Il résulte de ce qui précède, sans qu’il soit besoin de se prononcer sur les autres moyens de la requête, que Mme A... est fondée à demander l’annulation de la décision portant rejet de sa demande de titre de séjour ainsi que, par voie de conséquence, des décisions portant obligation de quitter le territoire français et fixation du pays de destination.

Sur les conclusions à fin d’injonction :

10.
L’exécution du présent jugement implique nécessairement, en l’absence de changement dans les circonstances de droit ou de fait y faisant obstacle, que le préfet de police ou tout préfet territorialement compétent délivre à Mme A... une carte de séjour temporaire portant la mention « étudiant ». Il y a lieu de lui enjoindre de le faire dans un délai de deux mois à compter de la notification du présent jugement. Il n’y a pas lieu, en revanche, de prononcer une astreinte.

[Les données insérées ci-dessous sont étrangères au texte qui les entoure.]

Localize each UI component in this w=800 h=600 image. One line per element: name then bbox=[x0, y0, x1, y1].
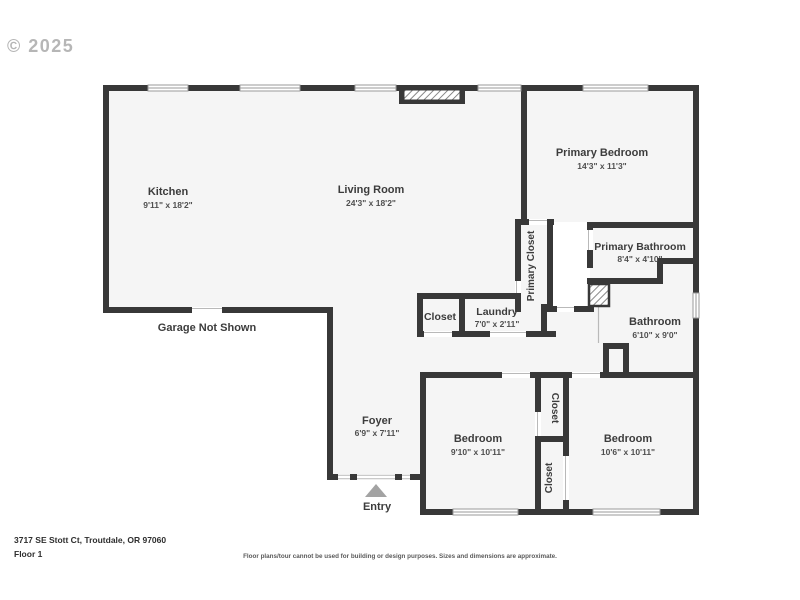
bathroom-label: Bathroom bbox=[629, 316, 681, 328]
floor-plan-drawing: Kitchen 9'11" x 18'2" Living Room 24'3" … bbox=[0, 0, 800, 600]
bedroom-right-dims: 10'6" x 10'11" bbox=[601, 447, 655, 457]
laundry-label: Laundry bbox=[476, 306, 518, 318]
closet-top-label: Closet bbox=[549, 393, 560, 424]
bathroom-dims: 6'10" x 9'0" bbox=[632, 330, 677, 340]
address-text: 3717 SE Stott Ct, Troutdale, OR 97060 bbox=[14, 535, 166, 545]
kitchen-label: Kitchen bbox=[148, 186, 189, 198]
hall-closet-label: Closet bbox=[424, 311, 457, 323]
garage-note: Garage Not Shown bbox=[158, 322, 257, 334]
bedroom-left-label: Bedroom bbox=[454, 433, 503, 445]
foyer-label: Foyer bbox=[362, 415, 393, 427]
closet-bottom-label: Closet bbox=[544, 462, 555, 493]
bedroom-left-dims: 9'10" x 10'11" bbox=[451, 447, 505, 457]
entry-door-opening bbox=[338, 474, 410, 480]
primary-bedroom-dims: 14'3" x 11'3" bbox=[577, 161, 626, 171]
laundry-dims: 7'0" x 2'11" bbox=[475, 319, 520, 329]
primary-closet-label: Primary Closet bbox=[526, 230, 537, 301]
living-room-dims: 24'3" x 18'2" bbox=[346, 198, 396, 208]
living-room-label: Living Room bbox=[338, 184, 405, 196]
copyright-watermark: © 2025 bbox=[7, 36, 74, 56]
foyer-dims: 6'9" x 7'11" bbox=[355, 428, 400, 438]
entry-arrow-icon bbox=[365, 484, 387, 497]
bedroom-right-label: Bedroom bbox=[604, 433, 653, 445]
shower-hatch bbox=[589, 284, 609, 306]
disclaimer-text: Floor plans/tour cannot be used for buil… bbox=[243, 553, 557, 560]
floor-number: Floor 1 bbox=[14, 549, 43, 559]
fireplace bbox=[399, 85, 465, 104]
entry-label: Entry bbox=[363, 501, 392, 513]
primary-bathroom-dims: 8'4" x 4'10" bbox=[617, 254, 662, 264]
kitchen-dims: 9'11" x 18'2" bbox=[143, 200, 192, 210]
primary-bedroom-label: Primary Bedroom bbox=[556, 147, 649, 159]
floor-plan-page: Kitchen 9'11" x 18'2" Living Room 24'3" … bbox=[0, 0, 800, 600]
primary-bathroom-label: Primary Bathroom bbox=[594, 241, 686, 253]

Sur les frais liés au litige :

11.
Mme A... a été admise au bénéfice de l’aide juridictionnelle totale. Par suite, son avocate peut se prévaloir des dispositions de l’article 37 de la loi du 10 juillet 1991. Il y a lieu, sous réserve de la renonciation de celle-ci à la part contributive de l’Etat au titre de l’aide juridictionnelle, de mettre à la charge de l’Etat une somme de 1 200 euros à verser à Me Pierot en application des dispositions combinées de l’article 37 de la loi du 10 juillet 1991 et de l’article L. 761-1 du code de justice administrative.



D E C I D E :

Article 1er : Il n’y a pas lieu de statuer sur les conclusions de Mme A... tendant au bénéfice de l’aide juridictionnelle provisoire.

Article 2 : L’arrêté du 11 avril 2025 du préfet de police est annulé.

Article 3 : Il est enjoint au préfet de police ou à tout préfet territorialement compétent de délivrer à Mme A... une carte de séjour dans un délai de deux mois à compter de la notification du présent jugement.

Article 4 : L’Etat versera à Me Pierot, conseil de Mme A..., une somme de 1 200 euros en application des dispositions de l’article 37 de la loi du 10 juillet 1991, sous réserve que Me Pierot renonce à percevoir la somme correspondant à la part contributive de l'Etat.

Article 5 : Le surplus des conclusions de la requête est rejeté.











Article 6 : Le présent jugement sera notifié à Mme B... A..., au préfet de police et à Me Pierot.




Délibéré après l'audience du 2 février 2026, à laquelle siégeaient :

Mme Stoltz-Valette, présidente,
M. Frieyro, premier conseiller,
M. Claux, premier conseiller.



Rendu public par mise à disposition au greffe le 16 février 2026.





Le rapporteur,
signé
M. Frieyro

La présidente,
signé
A. Stoltz-Valette

La greffière,


signé


D. Antchandie




La République mande et ordonne au préfet de police en ce qui le concerne ou à tous commissaires de justice à ce requis en ce qui concerne les voies de droit commun contre les parties privées, de pourvoir à l’exécution de la présente décision.